Time to act on Kate’s anti-social media call
KATE WINSLET’S tear-sodden Bafta acceptance speech on Sunday will sparkle forever as one of her best performances. Clutching the Best Actress gong for the film I Am Ruth – deservedly won for her portrayal of a mother trying to reach a daughter disappearing into the social media rabbit hole –Winslet was the mouthpiece of worried mums everywhere.
Alight with love for her daughter and co-star Mia Threapleton, 22, Kate voiced the most natural maternal desire on earth, saying: “If I could cut this in half, I’d give the other half to my daughter.” You don’t have to be an acclaimed actress to identify with that. We’ve all given our girls our last Rolo, our best party dresses, and money we were saving for something sensible. Naturally we’d big up their talents too.

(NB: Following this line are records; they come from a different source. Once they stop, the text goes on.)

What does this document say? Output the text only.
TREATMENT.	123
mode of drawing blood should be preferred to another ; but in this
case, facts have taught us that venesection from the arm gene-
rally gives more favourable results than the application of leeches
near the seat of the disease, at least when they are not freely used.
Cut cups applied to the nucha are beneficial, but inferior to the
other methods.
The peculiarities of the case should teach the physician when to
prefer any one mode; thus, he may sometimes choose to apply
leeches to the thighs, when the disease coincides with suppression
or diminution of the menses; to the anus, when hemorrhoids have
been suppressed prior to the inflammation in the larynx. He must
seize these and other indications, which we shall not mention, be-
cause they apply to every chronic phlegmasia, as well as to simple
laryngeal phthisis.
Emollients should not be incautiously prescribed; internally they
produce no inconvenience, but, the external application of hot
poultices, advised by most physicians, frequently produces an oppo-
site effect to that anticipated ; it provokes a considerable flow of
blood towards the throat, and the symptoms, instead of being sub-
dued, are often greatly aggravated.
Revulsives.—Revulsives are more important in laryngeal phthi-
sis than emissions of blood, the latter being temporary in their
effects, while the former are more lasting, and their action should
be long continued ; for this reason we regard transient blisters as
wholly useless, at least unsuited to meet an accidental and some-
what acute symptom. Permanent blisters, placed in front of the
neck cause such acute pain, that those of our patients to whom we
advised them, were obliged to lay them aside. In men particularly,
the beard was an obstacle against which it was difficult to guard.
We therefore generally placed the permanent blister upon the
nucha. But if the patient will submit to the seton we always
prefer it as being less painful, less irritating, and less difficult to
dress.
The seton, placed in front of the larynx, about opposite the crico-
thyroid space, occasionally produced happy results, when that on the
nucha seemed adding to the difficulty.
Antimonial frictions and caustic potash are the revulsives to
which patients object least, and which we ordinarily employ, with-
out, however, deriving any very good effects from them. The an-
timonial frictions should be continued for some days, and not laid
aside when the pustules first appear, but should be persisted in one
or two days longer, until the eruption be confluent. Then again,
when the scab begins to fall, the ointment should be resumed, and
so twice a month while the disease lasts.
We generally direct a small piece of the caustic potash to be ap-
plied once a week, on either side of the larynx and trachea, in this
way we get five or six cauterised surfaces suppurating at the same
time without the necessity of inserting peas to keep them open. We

Most importantly, Kate encapsulated the acute anxiety of parents exiled from their children’s lives by their immersion in the content luring them into online danger. Her phrase – “Families who feel they are held hostage by the perils of the online world” – spoke volumes.
Even tech-savvy mums and dads know there are areas of the internet they can’t access, and those who apply “parental control” are aware that when their children mix with peers whose parents have been less careful, an array of potentially dangerous material awaits them.
THE average age at which a child gets a smartphone here is seven. Schools rely on kids being online. Lockdown practically made access to the internet compulsory. Limiting screen time breeds resentment. Teenagers outwit their elders with strategies to surf the night away. I have interviewed parents of a little girl who was exposing herself to strangers; a boy who was being blackmailed after being tricked into pleasuring himself on camera, kids being co-opted online into “county lines” drug smuggling and others being sent suicide tips and advice about losing weight on anorexia sites. I’ll never forget a call from a mum whose gaming-addicted 15-yearold would urinate in his chair rather than leave the game. Social media giants ignore the hurt, the corruption of innocence and the destroyed relationships, and complacently bank their profits.
Kate’s right. Harmful content should now be criminalised and politicians must prioritise saving our young people. We don’t want it, and as Kate said: “We want our children back.”